Entry #11:  Untitled
Pace.  Pace.  Pace.  Tick tock, tick tock, tick tock.  Dong.  Dong.  Dong.  Three o’clock.  The dog felt his way along the polished hardwood floor to the door.  He opened the latch with his teeth.  After he heard the door close and latch lock, he found his sanctuary under the wing back chair.  Soon the demons exploded from the piano and whirled, screeching wailing and moaning, around the book lined room..  The dog wished he was deaf instead of blind.  The child and teacher were oblivious to the turmoil swirling around them, calmly discussing the composer and how to refine to the musical piece.   After a time, the dreadful sound slowly subsided.  The teacher complimented the student on such a relaxing rendition of Brahms.  The dog heard the student rise from the piano bench.  That was his cue to unlatch the door.  Pace.  Pace.  Pace.  Tick tock, tick tock… until the next lesson. 

Entry #12:  The Demon Inside
 As Johnny walked into the house for his piano lesson, he felt a feeling of foreboding.  His teacher, Julia, always acted a little strange and her blind dog always scared him.  Once he was inside, Johnny went to the grand piano and sat down.  It was a little too quiet.  Then a crash reached his ears.  He turned around and thought he saw Julia turn the corner.  He followed but immediately halted.  Julia wasn’t Julia at all!  The new “Julia” was a monstrous, disgusting, giant dog with glazed over eyes and a slobbering, foaming mouth with fangs inside.  She loomed over Johnny threateningly, yet Johnny was unusually calm.  He walked over to the piano and began to play one song after another, humming along.  When he was finished, he looked over his shoulder to see Julia petting her small dog, saying “there are demons inside us all.”  

“Special” Cases: The first entry uses all the prompts, the second uses none of them.  These entries were not judged with the others, but have been included for the Patron Pick. 

Entry #2:  Margaret’s Marathon
            Margaret looked forward to running the Edwardsville marathon.

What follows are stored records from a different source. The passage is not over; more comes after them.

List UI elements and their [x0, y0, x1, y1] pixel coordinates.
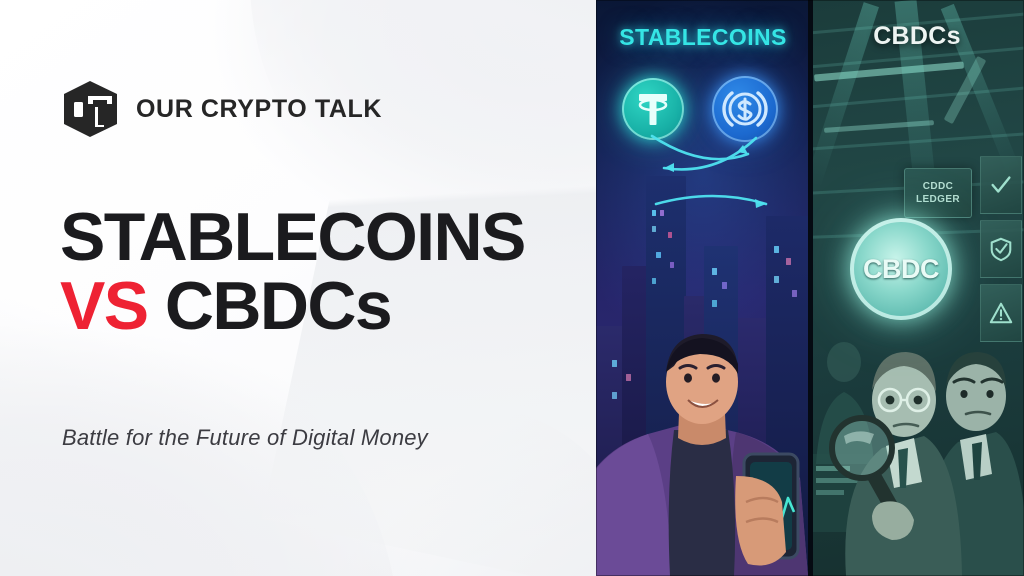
headline-line-2: VS CBDCs	[60, 274, 600, 339]
ledger-label-line-1: CDDC	[923, 181, 954, 193]
artwork-panel: STABLECOINS	[596, 0, 1024, 576]
building-window	[652, 278, 656, 284]
cbdc-ledger-screen: CDDC LEDGER	[904, 168, 972, 218]
thumbnail-canvas: OUR CRYPTO TALK STABLECOINS VS CBDCs Bat…	[0, 0, 1024, 576]
headline-cbdcs: CBDCs	[165, 268, 391, 344]
stablecoin-illustration: STABLECOINS	[596, 0, 810, 576]
cbdc-illustration: CBDCs CDDC LEDGER CBDC	[810, 0, 1024, 576]
building-window	[712, 300, 717, 307]
headline-line-1: STABLECOINS	[60, 205, 600, 270]
shield-check-icon	[980, 220, 1022, 278]
check-icon	[980, 156, 1022, 214]
warning-triangle-icon	[980, 284, 1022, 342]
cbdc-panel-title: CBDCs	[810, 22, 1024, 51]
octagon-ct-monogram-icon	[60, 80, 122, 138]
stablecoin-user-illustration	[596, 326, 810, 576]
building-window	[792, 290, 797, 297]
cbdc-coin-label: CBDC	[863, 254, 939, 285]
headline-vs: VS	[60, 268, 148, 344]
compliance-icon-column	[980, 156, 1022, 348]
brand-name: OUR CRYPTO TALK	[136, 97, 382, 122]
ledger-label-line-2: LEDGER	[916, 194, 960, 206]
title-panel: OUR CRYPTO TALK STABLECOINS VS CBDCs Bat…	[0, 0, 600, 576]
building-window	[712, 268, 717, 275]
panel-divider	[808, 0, 813, 576]
brand-logo[interactable]: OUR CRYPTO TALK	[60, 80, 382, 138]
building-window	[670, 262, 674, 268]
stablecoin-panel-title: STABLECOINS	[596, 24, 810, 51]
subtitle: Battle for the Future of Digital Money	[62, 425, 428, 451]
cbdc-coin-icon: CBDC	[850, 218, 952, 320]
page-title: STABLECOINS VS CBDCs	[60, 205, 600, 340]
building-window	[774, 276, 779, 283]
cbdc-officials-illustration	[810, 324, 1024, 576]
building-window	[722, 282, 727, 289]
transaction-flow-arrows	[596, 130, 810, 260]
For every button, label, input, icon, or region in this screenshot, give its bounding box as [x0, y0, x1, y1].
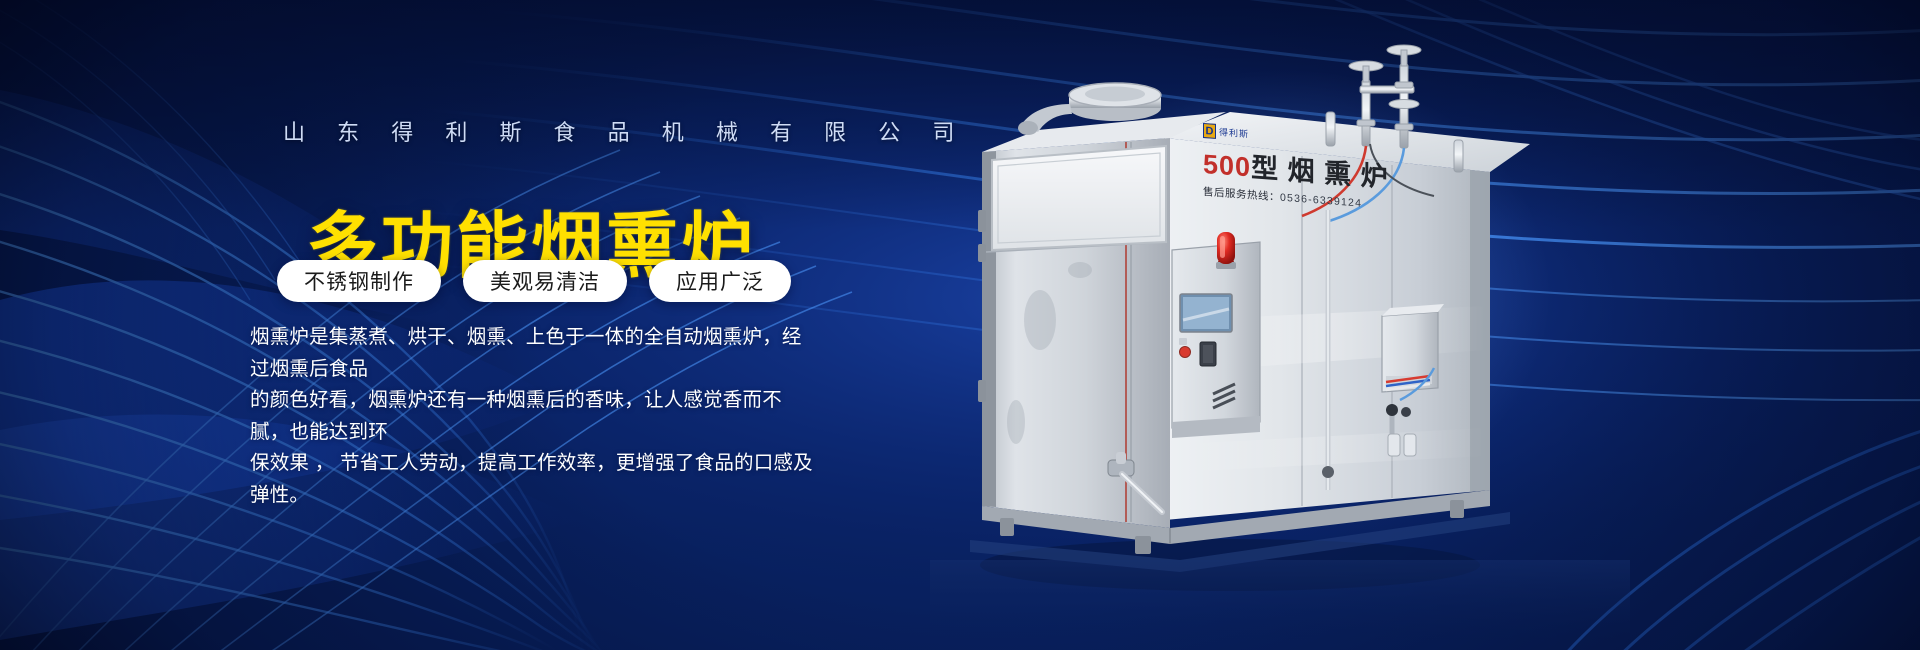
description-line-1: 烟熏炉是集蒸煮、烘干、烟熏、上色于一体的全自动烟熏炉，经过烟熏后食品 — [250, 322, 820, 385]
banner-content: 山 东 得 利 斯 食 品 机 械 有 限 公 司 多功能烟熏炉 不锈钢制作 美… — [0, 0, 1000, 650]
feature-pill-easy-clean[interactable]: 美观易清洁 — [463, 260, 627, 302]
company-name: 山 东 得 利 斯 食 品 机 械 有 限 公 司 — [283, 115, 967, 147]
description-line-2: 的颜色好看，烟熏炉还有一种烟熏后的香味，让人感觉香而不腻，也能达到环 — [250, 385, 820, 448]
description-line-3: 保效果 ， 节省工人劳动，提高工作效率，更增强了食品的口感及弹性。 — [250, 448, 820, 511]
feature-pill-stainless[interactable]: 不锈钢制作 — [277, 260, 441, 302]
product-description: 烟熏炉是集蒸煮、烘干、烟熏、上色于一体的全自动烟熏炉，经过烟熏后食品 的颜色好看… — [250, 322, 820, 511]
feature-pill-list: 不锈钢制作 美观易清洁 应用广泛 — [277, 260, 791, 302]
product-photo-smoke-oven — [930, 20, 1630, 640]
promo-banner: D 得利斯 500型 烟 熏 炉 售后服务热线：0536-6339124 山 东… — [0, 0, 1920, 650]
feature-pill-wide-use[interactable]: 应用广泛 — [649, 260, 791, 302]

It broke the monotony of working the express checkout at the grocery store. However, it wasn’t boredom that drove her to run, but rather the desire to purge her inner demons. Where was her lost cell phone and library card? What was this strange amnesia? At mile eight, she saw a man with a beard and glasses who looked remarkably like Stephen King stuffing himself with sushi in the shadow of Wasabi. At mile seventeen, she began to feel the fatigue of rising too early to help her son with his 6th grade homework. There wasn’t anything Margaret wouldn’t do for her son: the search for the perfect Darth Vader costume, weekly piano lessons, and endless soccer practices. At mile twenty-one, Margaret hit her stride and was in the zone until she stumbled over a blind dog and crashed to the pavement. 

Entry #7:  Reconciliation
The phone awakened me at 3 a.m. No one calls with good news at 3 a.m. I was sure that it was my brother, Sam, telling me that my terminally ill sister-in-law had died. My brother and I would be able to reconcile at long last. We hadn’t spoken to each other for three years. My brief affair with his wife, really only a one-night stand, about which so far as I know, he was unaware, (it was all her fault, she had initiated it and I was too drunk to refuse her) had driven a wedge between us. At long last we could talk again, now I could face him. We could rekindle long neglected bonds and take up where we had left off. It would be such a relief. I picked up the phone. I was shocked to hear a woman’s voice. “It’s Sam. He had a heart attack. I want you to make the funeral arrangements.”